It’s Up to You Mexico City!

When we were asked to blog more about the program on the website I knew I was one of the guilty ones for not putting words to the experience so far.  I’m not usually one for a loss of words and I hope “el jefe” will excuse me for writing in English, but for this week the activities in my life have been so different from from what i normally do it seemed like words may not do it justice.  I will do my best though to share with you some of my insights so far.

Day 1

I landed in Mexico City in the early hours of the morning along with my colleagues to the sparkling lights of Mexico City sloping up into the base of the mountains that surround the city to welcome our
plane inclusive of a magnificent lightening show off in the distance that I gazed at through my window seat as we touched down smoothly in Mexico City.  I met up with the team members flying in from Brazil and we headed to the hotel where we had our first meeting and afternoon of bonding with the entire team.  Everyone in the group was new to me and most spoke a foreign language, Portuguese, Spanish and Scottish…but we have quickly became friends despite the language differences.

Day 2

Trying to speak Spanish and doing okay, but it is humbling to be in a country of native speakers with only four months of Spanish lessons.  First a trip to the home office in the heart of Mexico City, if you think New York and CT traffic is bad…think again, Mexico City has them beat!  We meet our colleagues from Iberdrola Mexico and the volunteers who will be supporting us during the program and have a tour of the offices.

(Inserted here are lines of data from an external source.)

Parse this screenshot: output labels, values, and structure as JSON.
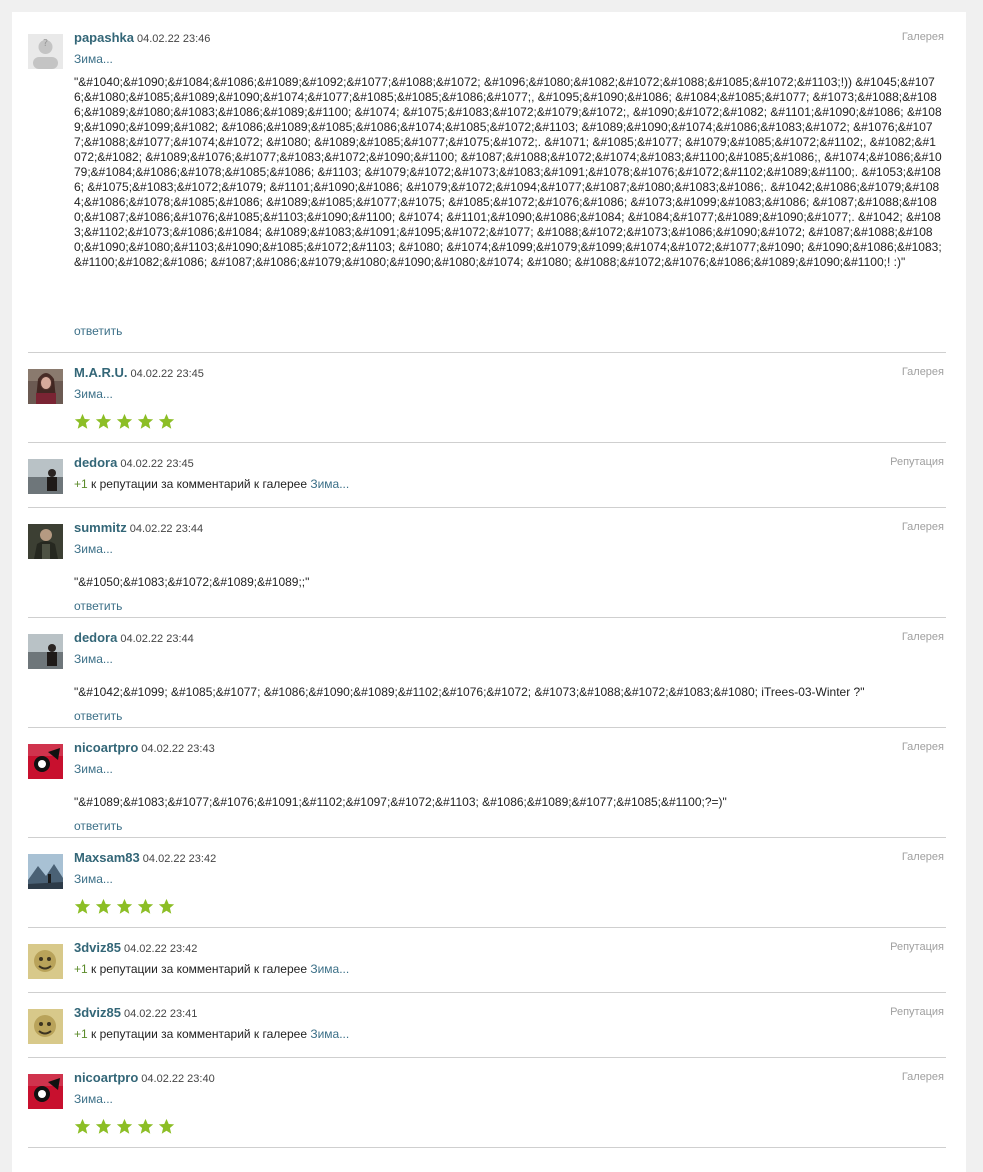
{
  "colors": {
    "accent": "#3b6f87",
    "star": "#8cbe26",
    "plus": "#5b8b2a"
  },
  "comments": [
    {
      "user": "papashka",
      "date": "04.02.22 23:46",
      "type": "Галерея",
      "target": "Зима...",
      "avatar": "placeholder-avatar",
      "text": "\"&#1040;&#1090;&#1084;&#1086;&#1089;&#1092;&#1077;&#1088;&#1072; &#1096;&#1080;&#1082;&#1072;&#1088;&#1085;&#1072;&#1103;!)) &#1045;&#1076;&#1080;&#1085;&#1089;&#1090;&#1074;&#1077;&#1085;&#1085;&#1086;&#1077;, &#1095;&#1090;&#1086; &#1084;&#1085;&#1077; &#1073;&#1088;&#1086;&#1089;&#1080;&#1083;&#1086;&#1089;&#1100; &#1074; &#1075;&#1083;&#1072;&#1079;&#1072;, &#1090;&#1072;&#1082; &#1101;&#1090;&#1086; &#1089;&#1090;&#1099;&#1082; &#1086;&#1089;&#1085;&#1086;&#1074;&#1085;&#1072;&#1103; &#1089;&#1090;&#1074;&#1086;&#1083;&#1072; &#1076;&#1077;&#1088;&#1077;&#1074;&#1072; &#1080; &#1089;&#1085;&#1077;&#1075;&#1072;. &#1071; &#1085;&#1077; &#1079;&#1085;&#1072;&#1102;, &#1082;&#1072;&#1082; &#1089;&#1076;&#1077;&#1083;&#1072;&#1090;&#1100; &#1087;&#1088;&#1072;&#1074;&#1083;&#1100;&#1085;&#1086;, &#1074;&#1086;&#1079;&#1084;&#1086;&#1078;&#1085;&#1086; &#1103; &#1079;&#1072;&#1073;&#1083;&#1091;&#1078;&#1076;&#1072;&#1102;&#1089;&#1100;. &#1053;&#1086; &#1075;&#1083;&#1072;&#1079; &#1101;&#1090;&#1086; &#1079;&#1072;&#1094;&#1077;&#1087;&#1080;&#1083;&#1086;. &#1042;&#1086;&#1079;&#1084;&#1086;&#1078;&#1085;&#1086; &#1089;&#1085;&#1077;&#1075; &#1085;&#1072;&#1076;&#1086; &#1073;&#1099;&#1083;&#1086; &#1087;&#1088;&#1080;&#1087;&#1086;&#1076;&#1085;&#1103;&#1090;&#1100; &#1074; &#1101;&#1090;&#1086;&#1084; &#1084;&#1077;&#1089;&#1090;&#1077;. &#1042; &#1083;&#1102;&#1073;&#1086;&#1084; &#1089;&#1083;&#1091;&#1095;&#1072;&#1077; &#1088;&#1072;&#1073;&#1086;&#1090;&#1072; &#1087;&#1088;&#1080;&#1090;&#1080;&#1103;&#1090;&#1085;&#1072;&#1103; &#1080; &#1074;&#1099;&#1079;&#1099;&#1074;&#1072;&#1077;&#1090; &#1090;&#1086;&#1083;&#1100;&#1082;&#1086; &#1087;&#1086;&#1079;&#1080;&#1090;&#1080;&#1074; &#1080; &#1088;&#1072;&#1076;&#1086;&#1089;&#1090;&#1100;! :)\"",
      "reply": "ответить"
    },
    {
      "user": "M.A.R.U.",
      "date": "04.02.22 23:45",
      "type": "Галерея",
      "target": "Зима...",
      "avatar": "woman-portrait-avatar",
      "rating": 5
    },
    {
      "user": "dedora",
      "date": "04.02.22 23:45",
      "type": "Репутация",
      "avatar": "seaside-person-avatar",
      "plus": "+1",
      "rep_text": "к репутации за комментарий к галерее",
      "target": "Зима..."
    },
    {
      "user": "summitz",
      "date": "04.02.22 23:44",
      "type": "Галерея",
      "target": "Зима...",
      "avatar": "dark-figure-avatar",
      "text": "\"&#1050;&#1083;&#1072;&#1089;&#1089;;\"",
      "reply": "ответить"
    },
    {
      "user": "dedora",
      "date": "04.02.22 23:44",
      "type": "Галерея",
      "target": "Зима...",
      "avatar": "seaside-person-avatar",
      "text": "\"&#1042;&#1099; &#1085;&#1077; &#1086;&#1090;&#1089;&#1102;&#1076;&#1072; &#1073;&#1088;&#1072;&#1083;&#1080; iTrees-03-Winter ?\"",
      "reply": "ответить"
    },
    {
      "user": "nicoartpro",
      "date": "04.02.22 23:43",
      "type": "Галерея",
      "target": "Зима...",
      "avatar": "red-logo-avatar",
      "text": "\"&#1089;&#1083;&#1077;&#1076;&#1091;&#1102;&#1097;&#1072;&#1103; &#1086;&#1089;&#1077;&#1085;&#1100;?=)\"",
      "reply": "ответить"
    },
    {
      "user": "Maxsam83",
      "date": "04.02.22 23:42",
      "type": "Галерея",
      "target": "Зима...",
      "avatar": "mountain-avatar",
      "rating": 5
    },
    {
      "user": "3dviz85",
      "date": "04.02.22 23:42",
      "type": "Репутация",
      "avatar": "yellow-face-avatar",
      "plus": "+1",
      "rep_text": "к репутации за комментарий к галерее",
      "target": "Зима..."
    },
    {
      "user": "3dviz85",
      "date": "04.02.22 23:41",
      "type": "Репутация",
      "avatar": "yellow-face-avatar",
      "plus": "+1",
      "rep_text": "к репутации за комментарий к галерее",
      "target": "Зима..."
    },
    {
      "user": "nicoartpro",
      "date": "04.02.22 23:40",
      "type": "Галерея",
      "target": "Зима...",
      "avatar": "red-logo-avatar",
      "rating": 5
    }
  ]
}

Excitement builds on the bus as we head to meet the students at Fonabec. We can’t wait!!!  Both morning and afternoon groups will be there to meet us together at once for the first day.  We leave the bus and walk through a local neighborhood smelling of homemade tortillas, up a steep street to the school and are greeted by a sea of students and staff and we ready to start our first activities.  The “getting to know you activities” are fun and nerve racking at the same time because I literally didn’t know what was going on.   But magically it all came together and instead of me helping the students the students and other volunteers are helping me and we have a great time playing a variation of rock, paper, scissors and a memory game.  During the final activity I have to introduce myself in Spanish. I stand in front of 40 students staring right at me and for a moment I freeze.  I can’t get the “palabras” out that I was practicing in my head a moment ago but then I quickly snap out of it and in the best Spanish I can muster I tell them a few sentences about myself. It was a great start to a week that has continued to get better and better each day!.